What we are working on right now
As I mentioned before, I am most excited about experimenting with more recent state-of-the-art language models. The rise of transformers and large language models such as BERT has moved the field of NLP forward at an unprecedented rate. As our approach revolves around language-based user and item representations, I expect to make big strides using such architectures. I’m particularly excited about framing news recommendation as a masked language modeling (MLM) objective. In MLM, random words in a sentence are masked or replaced by other words. The task is then to reconstruct the original sentence. This results in a model that is capable of predicting likely next words given a context.
MLM is a form of self-supervised learning that leverages unlabeled text to obtain rich, contextualized word representations. Interestingly, we could apply the same principle to reading behavior. Like sentences, reading is a sequential process. Unlike sentences, the basic units are articles instead of words. The model would learn to assign probabilities to articles given (part of) a user’s reading behavior as context. This idea was recently applied to several sequential recommendation tasks, such as movies, games, or products. We are currently experimenting with this in the news domain with one of our interns.
Using BERT-based models with an MLM objective in production opens up a new can of worms. However: they are very computationally heavy. Luckily, this is something that the research community is actively working on, for example, with DistilBERT.
We’ll keep on improving the quality of our recommendations while taking into account relevancy, diversity, and recency. Based on results for personalized push notifications, it looks like we are heading in the right direction.
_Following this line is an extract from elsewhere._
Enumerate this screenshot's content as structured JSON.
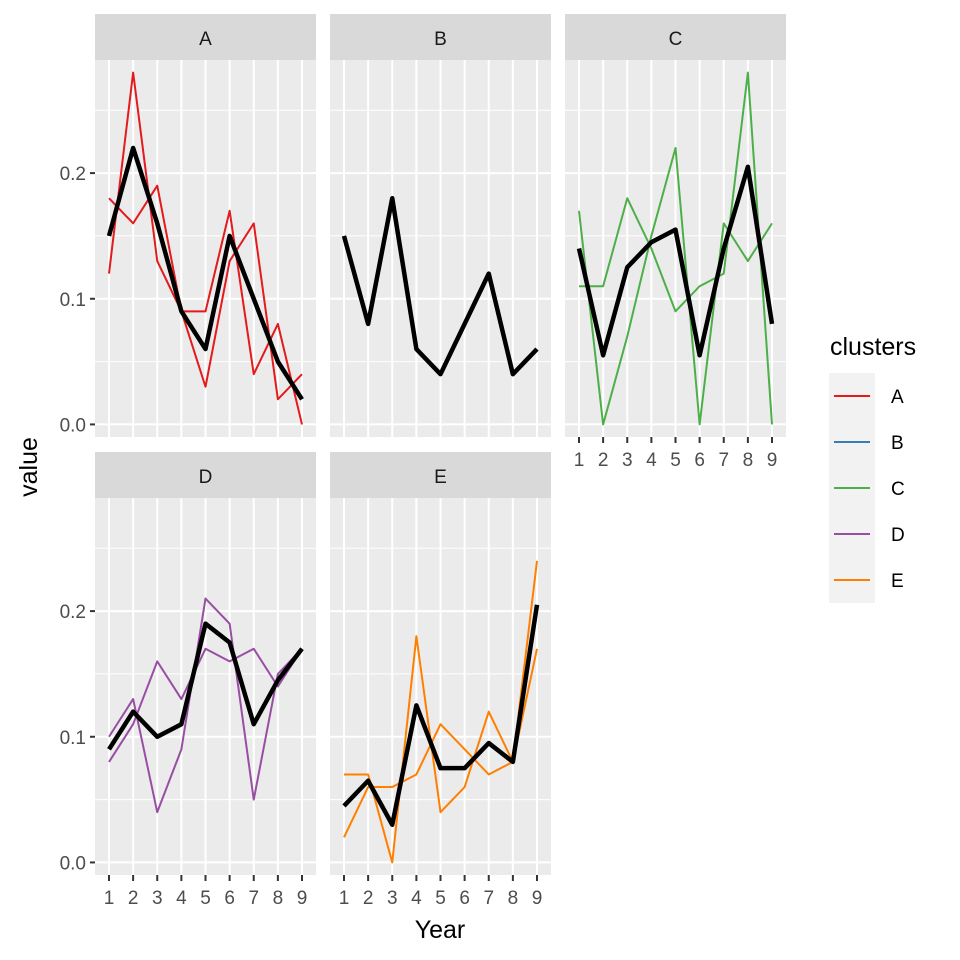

I’m looking forward to experimenting with more recent representation learning model architectures and deploying models in other personalization products.
If you have questions, don’t hesitate to get in touch! Also, a big shout out to the rest of the news personalization team for their awesome work, making everything I discussed possible!
— Joris Baan (@jsbaan), ML Engineer @ DPG Media
(1) Though we know the number of devices that a push was sent to, we are not certain that a user was actually presented with this notification. For example, because of OS-level device settings that silence notifications. This could be especially disadvantageous for editorial push, as candidate users are not retrieved based on recent reading activity and push-open interactions, but on news categories they subscribed to (e.g., sports, politics, etc.). We are actively working on improving this comparison.